Books
5:34 pm
Tue September 17, 2013

A Brazilian Writer's Love Letter To Rio De Janeiro

Originally published on Tue September 17, 2013 6:55 pm

While NPR's Melissa Block is in Brazil, we'll be showcasing the work of several Brazilian writers. Today: Tatiana Salem Levy, whose short story "Blazing Sun" was featured in the literary magazine Granta. Levy splits her time between Rio de Janeiro, where she's spent most of her life, and Lisbon, where she was born. She calls "Blazing Sun," which is excerpted below, her love letter to Rio.

"Few things are more beautiful than the instants that precede momentous things, the second before a passionate kiss, before a marathon runner crosses the finish line, before a rainstorm hits Rio de Janeiro.

"Before the water comes crashing down, Rio teems with activity, people make a frantic dash for it, birds disperse in a flurry, cockroaches scurry, monkeys leap from branch to branch, all seeking shelter, a roof of any kind.
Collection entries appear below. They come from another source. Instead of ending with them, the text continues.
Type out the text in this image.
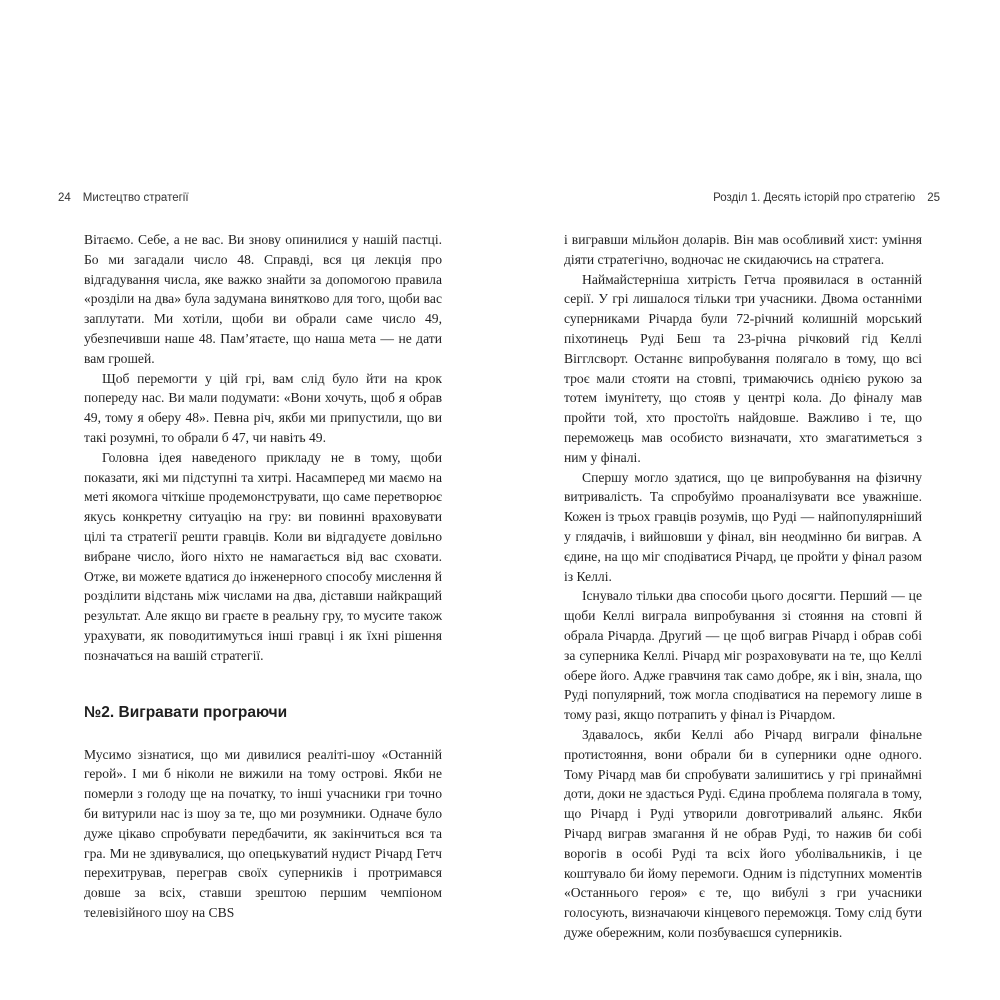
24 Мистецтво стратегії

Вітаємо. Себе, а не вас. Ви знову опинилися у нашій пастці. Бо ми загадали число 48. Справді, вся ця лекція про відгадування числа, яке важко знайти за допомогою правила «розділи на два» була задумана винятково для того, щоби вас заплутати. Ми хотіли, щоби ви обрали саме число 49, убезпечивши наше 48. Пам’ятаєте, що наша мета — не дати вам грошей.

Щоб перемогти у цій грі, вам слід було йти на крок попереду нас. Ви мали подумати: «Вони хочуть, щоб я обрав 49, тому я оберу 48». Певна річ, якби ми припустили, що ви такі розумні, то обрали б 47, чи навіть 49.

Головна ідея наведеного прикладу не в тому, щоби показати, які ми підступні та хитрі. Насамперед ми маємо на меті якомога чіткіше продемонструвати, що саме перетворює якусь конкретну ситуацію на гру: ви повинні враховувати цілі та стратегії решти гравців. Коли ви відгадуєте довільно вибране число, його ніхто не намагається від вас сховати. Отже, ви можете вдатися до інженерного способу мислення й розділити відстань між числами на два, діставши найкращий результат. Але якщо ви граєте в реальну гру, то мусите також урахувати, як поводитимуться інші гравці і як їхні рішення позначаться на вашій стратегії.

№2. Вигравати програючи

Мусимо зізнатися, що ми дивилися реаліті-шоу «Останній герой». І ми б ніколи не вижили на тому острові. Якби не померли з голоду ще на початку, то інші учасники гри точно би витурили нас із шоу за те, що ми розумники. Одначе було дуже цікаво спробувати передбачити, як закінчиться вся та гра. Ми не здивувалися, що опецькуватий нудист Річард Гетч перехитрував, переграв своїх суперників і протримався довше за всіх, ставши зрештою першим чемпіоном телевізійного шоу на CBS

Розділ 1. Десять історій про стратегію 25

і вигравши мільйон доларів. Він мав особливий хист: уміння діяти стратегічно, водночас не скидаючись на стратега.

Наймайстерніша хитрість Гетча проявилася в останній серії. У грі лишалося тільки три учасники. Двома останніми суперниками Річарда були 72-річний колишній морський піхотинець Руді Беш та 23-річна річковий гід Келлі Вігглсворт. Останнє випробування полягало в тому, що всі троє мали стояти на стовпі, тримаючись однією рукою за тотем імунітету, що стояв у центрі кола. До фіналу мав пройти той, хто простоїть найдовше. Важливо і те, що переможець мав особисто визначати, хто змагатиметься з ним у фіналі.

Спершу могло здатися, що це випробування на фізичну витривалість. Та спробуймо проаналізувати все уважніше. Кожен із трьох гравців розумів, що Руді — найпопулярніший у глядачів, і вийшовши у фінал, він неодмінно би виграв. А єдине, на що міг сподіватися Річард, це пройти у фінал разом із Келлі.

Існувало тільки два способи цього досягти. Перший — це щоби Келлі виграла випробування зі стояння на стовпі й обрала Річарда. Другий — це щоб виграв Річард і обрав собі за суперника Келлі. Річард міг розраховувати на те, що Келлі обере його. Адже гравчиня так само добре, як і він, знала, що Руді популярний, тож могла сподіватися на перемогу лише в тому разі, якщо потрапить у фінал із Річардом.

Здавалось, якби Келлі або Річард виграли фінальне протистояння, вони обрали би в суперники одне одного. Тому Річард мав би спробувати залишитись у грі принаймні доти, доки не здасться Руді. Єдина проблема полягала в тому, що Річард і Руді утворили довготривалий альянс. Якби Річард виграв змагання й не обрав Руді, то нажив би собі ворогів в особі Руді та всіх його уболівальників, і це коштувало би йому перемоги. Одним із підступних моментів «Останнього героя» є те, що вибулі з гри учасники голосують, визначаючи кінцевого переможця. Тому слід бути дуже обережним, коли позбуваєшся суперників.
The city suddenly begins to palpitate when the humidity reaches an unsustainable level, when you know that the hot, heavy, sticky weather is about to come undone in a downpour. And if you are lucky enough to be somewhere safe, you will soon see nature's strength unleashed, supreme, reminding us of how fragile and fleeting we are."

Click here to read the rest of "Blazing Sun."
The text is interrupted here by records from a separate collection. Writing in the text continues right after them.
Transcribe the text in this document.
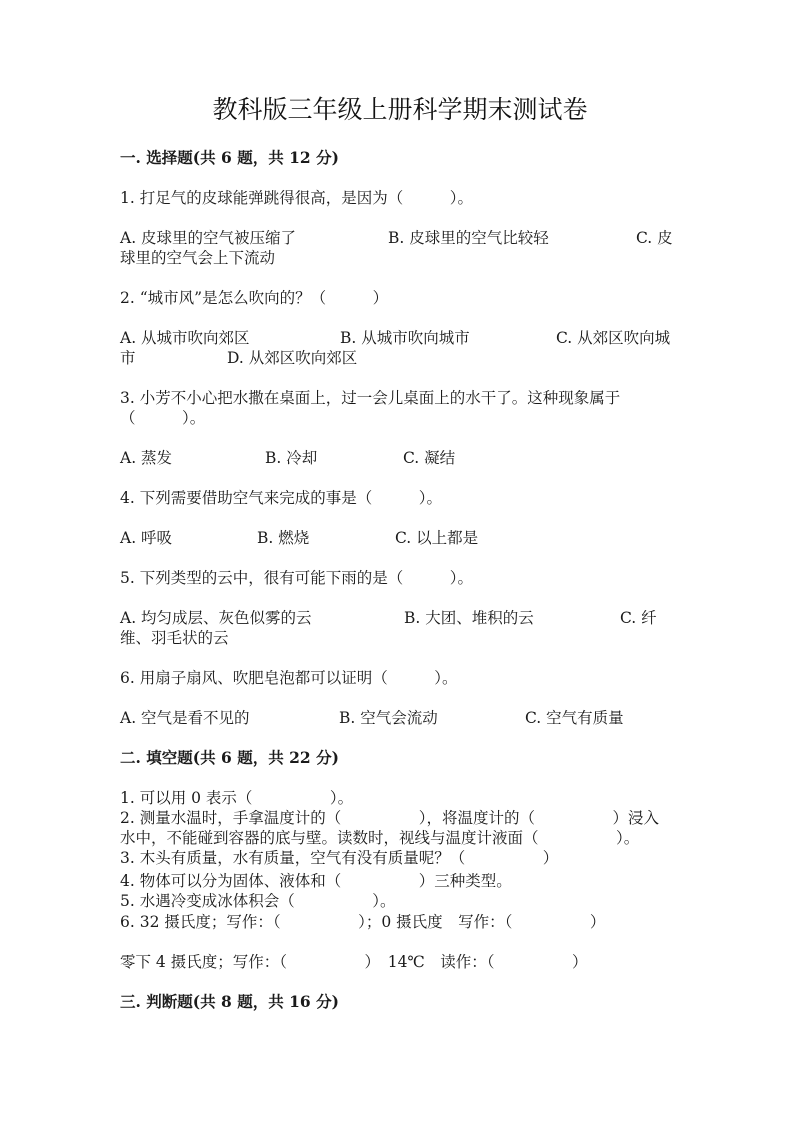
教科版三年级上册科学期末测试卷
一. 选择题(共 6 题，共 12 分)
1. 打足气的皮球能弹跳得很高，是因为（　　　）。
A. 皮球里的空气被压缩了	B. 皮球里的空气比较轻	C. 皮
球里的空气会上下流动
2. “城市风”是怎么吹向的？（　　　）
A. 从城市吹向郊区	B. 从城市吹向城市	C. 从郊区吹向城
市	D. 从郊区吹向郊区
3. 小芳不小心把水撒在桌面上，过一会儿桌面上的水干了。这种现象属于
（　　　）。
A. 蒸发	B. 冷却	C. 凝结
4. 下列需要借助空气来完成的事是（　　　）。
A. 呼吸	B. 燃烧	C. 以上都是
5. 下列类型的云中，很有可能下雨的是（　　　）。
A. 均匀成层、灰色似雾的云	B. 大团、堆积的云	C. 纤
维、羽毛状的云
6. 用扇子扇风、吹肥皂泡都可以证明（　　　）。
A. 空气是看不见的	B. 空气会流动	C. 空气有质量
二. 填空题(共 6 题，共 22 分)
1. 可以用 0 表示（　　　　　）。
2. 测量水温时，手拿温度计的（　　　　　），将温度计的（　　　　　）浸入
水中，不能碰到容器的底与壁。读数时，视线与温度计液面（　　　　　）。
3. 木头有质量，水有质量，空气有没有质量呢？（　　　　　）
4. 物体可以分为固体、液体和（　　　　　）三种类型。
5. 水遇冷变成冰体积会（　　　　　）。
6. 32 摄氏度；写作：（　　　　　）；0 摄氏度　写作：（　　　　　）
零下 4 摄氏度；写作：（　　　　　）　14℃　读作：（　　　　　）
三. 判断题(共 8 题，共 16 分)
Copyright 2013 NPR. To see more, visit http://www.npr.org/.

Transcript

ROBERT SIEGEL, HOST:

This week, while our co-host Melissa Block is in Brazil, we thought we'd showcase a couple of Brazilian writers. Today: Tatiana Salem Levy, whose short story "Blazing Sun" was featured in the literary magazine Granta. Levy splits her time between Rio de Janeiro, where she's spent most of her life; and Lisbon, where she was born. Here she is reading from "Blazing Sun," which she calls a love letter to Rio.

TATIANA SALEM LEVY: (Speaking foreign language)

CATHERINE OSBORNE: (Reading translation) Few things are more beautiful than the instants that precede momentous things: the second before a passionate kiss, before a marathon runner crosses the finish line, before a rainstorm hits Rio de Janeiro.

LEVY: (Speaking foreign language)

OSBORNE: (Reading translation) Before the water comes crashing down, Rio teems with activity. People make a frantic dash for it. Birds disperse in a flurry. Cockroaches scurry. Monkeys leap from branch to branch, all seeking shelter, a roof of any kind.

LEVY: (Speaking foreign language)

OSBORNE: (Reading translation) The city suddenly begins to palpitate when the humidity reaches an unsustainable level; when you know that the hot, heavy, sticky weather is about to come undone in a downpour.

LEVY: (Speaking foreign language)

OSBORNE: (Reading translation) If you're lucky enough to be somewhere safe, you will soon see nature's strength unleashed supreme, reminding us of how fragile and fleeting we are.

SIEGEL: Brazilian writer Tatiana Salem Levy, reading from her short story "Blazing Sun." The translation was read by Catherine Osborne.